研究課題/領域番号 |
22248017
|
研究機関 | 岐阜大学 |
研究代表者 |
粟屋 善雄 岐阜大学, 流域圏科学研究センター, 教授 (90353565)
|
研究分担者 |
玉川 一郎 岐阜大学, 流域圏科学研究センター, 准教授 (40273198)
大塚 俊之 岐阜大学, 流域圏科学研究センター, 教授 (90272351)
児島 利治 岐阜大学, 流域圏科学研究センター, 准教授 (90346057)
高橋 與明 独立行政法人森林総合研究所, 九州支所, 主任研究員 (90435587)
斎藤 琢 岐阜大学, 流域圏科学研究センター, 特定研究補佐員 (50420352)
|
研究期間 (年度) |
2010-04-01 – 2014-03-31
|
キーワード | 森林生態 / 保護 / 保全 / 炭素収支 / LiDAR / 生理生態 |
研究概要 |
改良版のSATECO-LSMモデルと、大八賀川流域の 100m 格子の改良版気象データを用いて、領域全体について森林タイプを落葉広葉樹のみ、または常緑針葉樹のみとして流域の炭素収支をシミュレーションした。
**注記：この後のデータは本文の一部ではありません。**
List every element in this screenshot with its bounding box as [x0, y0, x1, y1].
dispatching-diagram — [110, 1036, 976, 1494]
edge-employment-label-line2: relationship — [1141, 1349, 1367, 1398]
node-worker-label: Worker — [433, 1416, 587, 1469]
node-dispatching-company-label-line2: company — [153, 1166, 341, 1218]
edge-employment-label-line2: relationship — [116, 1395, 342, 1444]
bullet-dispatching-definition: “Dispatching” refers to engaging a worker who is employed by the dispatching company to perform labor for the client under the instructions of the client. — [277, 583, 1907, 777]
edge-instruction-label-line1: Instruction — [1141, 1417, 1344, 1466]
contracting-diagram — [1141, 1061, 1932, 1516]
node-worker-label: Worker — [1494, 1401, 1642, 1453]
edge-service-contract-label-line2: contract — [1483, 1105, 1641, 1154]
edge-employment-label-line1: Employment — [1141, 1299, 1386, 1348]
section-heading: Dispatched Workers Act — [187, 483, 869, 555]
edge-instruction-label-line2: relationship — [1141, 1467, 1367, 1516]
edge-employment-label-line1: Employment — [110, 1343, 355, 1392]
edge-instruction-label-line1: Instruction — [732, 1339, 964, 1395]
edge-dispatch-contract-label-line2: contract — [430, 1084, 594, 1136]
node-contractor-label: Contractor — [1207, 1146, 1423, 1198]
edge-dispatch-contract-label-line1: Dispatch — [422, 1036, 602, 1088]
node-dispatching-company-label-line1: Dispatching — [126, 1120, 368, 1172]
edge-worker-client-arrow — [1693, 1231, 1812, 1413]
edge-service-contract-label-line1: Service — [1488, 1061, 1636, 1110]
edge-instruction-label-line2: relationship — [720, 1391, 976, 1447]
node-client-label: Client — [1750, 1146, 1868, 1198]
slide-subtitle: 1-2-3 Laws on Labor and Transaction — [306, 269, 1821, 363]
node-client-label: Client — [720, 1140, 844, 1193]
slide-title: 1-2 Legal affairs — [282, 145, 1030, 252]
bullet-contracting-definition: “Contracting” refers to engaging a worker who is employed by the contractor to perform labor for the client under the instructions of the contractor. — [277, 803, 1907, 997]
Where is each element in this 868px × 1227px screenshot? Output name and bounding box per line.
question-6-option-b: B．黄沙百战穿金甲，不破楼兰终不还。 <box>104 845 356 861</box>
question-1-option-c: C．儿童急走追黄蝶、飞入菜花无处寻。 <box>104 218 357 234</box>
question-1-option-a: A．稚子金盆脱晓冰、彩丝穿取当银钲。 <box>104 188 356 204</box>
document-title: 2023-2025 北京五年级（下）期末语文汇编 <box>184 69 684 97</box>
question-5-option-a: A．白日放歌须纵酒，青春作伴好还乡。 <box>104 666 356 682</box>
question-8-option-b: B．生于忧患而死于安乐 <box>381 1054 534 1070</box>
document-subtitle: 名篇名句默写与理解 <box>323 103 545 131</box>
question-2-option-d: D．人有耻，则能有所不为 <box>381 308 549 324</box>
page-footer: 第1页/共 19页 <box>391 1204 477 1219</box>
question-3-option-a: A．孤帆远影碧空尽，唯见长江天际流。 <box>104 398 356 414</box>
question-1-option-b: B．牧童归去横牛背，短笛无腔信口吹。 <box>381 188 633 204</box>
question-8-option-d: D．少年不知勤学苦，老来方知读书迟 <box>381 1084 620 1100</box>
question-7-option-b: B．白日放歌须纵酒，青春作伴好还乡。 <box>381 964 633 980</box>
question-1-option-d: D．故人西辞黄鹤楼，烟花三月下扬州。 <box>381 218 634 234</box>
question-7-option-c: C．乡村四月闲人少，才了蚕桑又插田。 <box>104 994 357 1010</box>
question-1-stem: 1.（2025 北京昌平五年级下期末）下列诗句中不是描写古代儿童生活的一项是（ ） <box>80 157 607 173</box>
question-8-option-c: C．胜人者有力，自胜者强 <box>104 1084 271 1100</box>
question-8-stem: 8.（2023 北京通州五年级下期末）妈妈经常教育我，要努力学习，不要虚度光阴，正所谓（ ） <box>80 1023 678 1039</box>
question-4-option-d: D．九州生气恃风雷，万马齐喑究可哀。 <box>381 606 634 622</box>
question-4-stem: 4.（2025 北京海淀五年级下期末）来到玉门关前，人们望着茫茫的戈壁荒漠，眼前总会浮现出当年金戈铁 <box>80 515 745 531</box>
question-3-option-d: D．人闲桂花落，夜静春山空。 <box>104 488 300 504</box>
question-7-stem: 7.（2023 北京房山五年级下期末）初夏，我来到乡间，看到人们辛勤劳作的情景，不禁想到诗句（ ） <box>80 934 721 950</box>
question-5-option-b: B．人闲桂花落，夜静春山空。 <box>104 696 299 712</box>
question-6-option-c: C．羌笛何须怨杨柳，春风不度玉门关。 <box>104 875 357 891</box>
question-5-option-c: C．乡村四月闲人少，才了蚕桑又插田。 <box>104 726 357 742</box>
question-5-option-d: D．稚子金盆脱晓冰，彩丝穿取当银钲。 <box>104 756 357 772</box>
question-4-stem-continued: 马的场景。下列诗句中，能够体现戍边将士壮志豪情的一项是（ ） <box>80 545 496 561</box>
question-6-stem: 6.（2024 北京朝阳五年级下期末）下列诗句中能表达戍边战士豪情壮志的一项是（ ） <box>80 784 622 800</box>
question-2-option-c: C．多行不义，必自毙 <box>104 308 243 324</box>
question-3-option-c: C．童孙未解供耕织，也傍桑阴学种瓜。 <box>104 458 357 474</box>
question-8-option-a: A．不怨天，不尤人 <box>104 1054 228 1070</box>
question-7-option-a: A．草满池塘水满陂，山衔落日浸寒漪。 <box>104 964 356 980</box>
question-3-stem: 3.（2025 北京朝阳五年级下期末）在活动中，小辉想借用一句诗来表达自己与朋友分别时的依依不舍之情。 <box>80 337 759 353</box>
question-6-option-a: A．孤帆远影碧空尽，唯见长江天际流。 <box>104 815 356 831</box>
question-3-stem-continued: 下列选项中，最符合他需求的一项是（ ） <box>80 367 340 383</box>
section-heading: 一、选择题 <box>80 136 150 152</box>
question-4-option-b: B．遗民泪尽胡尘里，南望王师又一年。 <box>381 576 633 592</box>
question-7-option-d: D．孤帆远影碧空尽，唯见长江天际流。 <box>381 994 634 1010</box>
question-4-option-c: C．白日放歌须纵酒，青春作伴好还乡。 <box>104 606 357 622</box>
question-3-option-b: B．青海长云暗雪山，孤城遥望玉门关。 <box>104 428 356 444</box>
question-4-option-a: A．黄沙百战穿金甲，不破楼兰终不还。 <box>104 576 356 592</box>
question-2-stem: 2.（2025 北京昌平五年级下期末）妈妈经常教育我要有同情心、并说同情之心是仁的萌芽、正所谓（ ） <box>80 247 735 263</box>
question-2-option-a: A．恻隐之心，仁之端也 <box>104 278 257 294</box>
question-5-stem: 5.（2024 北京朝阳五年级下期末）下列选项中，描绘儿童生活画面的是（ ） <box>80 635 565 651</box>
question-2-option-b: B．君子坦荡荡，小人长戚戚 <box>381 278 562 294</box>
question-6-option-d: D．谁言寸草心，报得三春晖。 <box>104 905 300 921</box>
常緑針葉樹・落葉広葉樹ともに光合成は日射量やLAIに依存しているが、呼吸量は標高に依存し、植生の違いによる差が明瞭だった。常緑針葉樹より落葉広葉樹のほうが二酸化炭素吸収量が大きく、落葉広葉樹の展葉期における光合成能力の高さが現れた。これは樹種情報(森林タイプマップ)の精度が炭素収支推定の精度に影響することを示している。諸パラメータの改良も重要であることから、昨年度に続き、光合成および土壌呼吸の測定を継続し、SATECOのパラメータ改良のためのデータを蓄積した。 炭素収支の推定結果を検証するため、LiDARデータを用いて森林の材積を推定した。推定には2011年LiDARデータと森林調査データを用いて落葉広葉樹の材積推定モデルを作成し、常緑針葉樹には既存の材積推定モデルを利用した。プロットデータで結果を検証したところ、材積の推定値と調査値はほぼ1対1の関係で推定結果は概ね良好だったが、立木密度の違いが推定に影響していると考えられた。 LiDARデータによる材積推定では地盤面の標高(DTM)の精度が影響することから、2003年、2005年と2011年の3つのLiDARデータから推定したDTM(3LiDAR-DTM)と2003年データのみで推定したDTM(2003DTM)を比較した。その結果、針葉樹の密林では2003DTMの値が高く、地面ではなく樹冠の上部の標高を表していると考えられた。このような林分では材積が著しく小さく推定されることが分かった。
|
現在までの達成度 (区分) |
現在までの達成度 (区分)
2: おおむね順調に進展している
理由
改良版のSATECOモデルによる常緑針葉樹と落葉広葉樹の炭素収支推定結果が示され、森林タイプによる炭素固定量の差が大きいことが分かった。3カ年のLiDARデータによる材積(バイオマス)推定の精度向上および時系列変化(NPP)推定の目途がたった。森林タイプ分類結果を併用して炭素収支評価データを提供できる。
|
今後の研究の推進方策 |
今年度までの成果に基づいて、広域での炭素収支を検証するための基礎データである純一次生産量(NPP)の分布図を2005年と2011年のLiDARデータを利用して作成する。また、炭素収支モデル(SATECO)を利用して、チューニングしたパラメータを用いて純一次生態系生産量(NEP)を推定し、NPPとNEPの分布傾向を比較する。 SATOECOによる炭素収支推定が改良されて、LiDARデータによる基盤検証データが整備されたことから、大八賀川の中流域部分を対象に炭素収支推定の相互検証を行い、広域検証の方法として取りまとめる。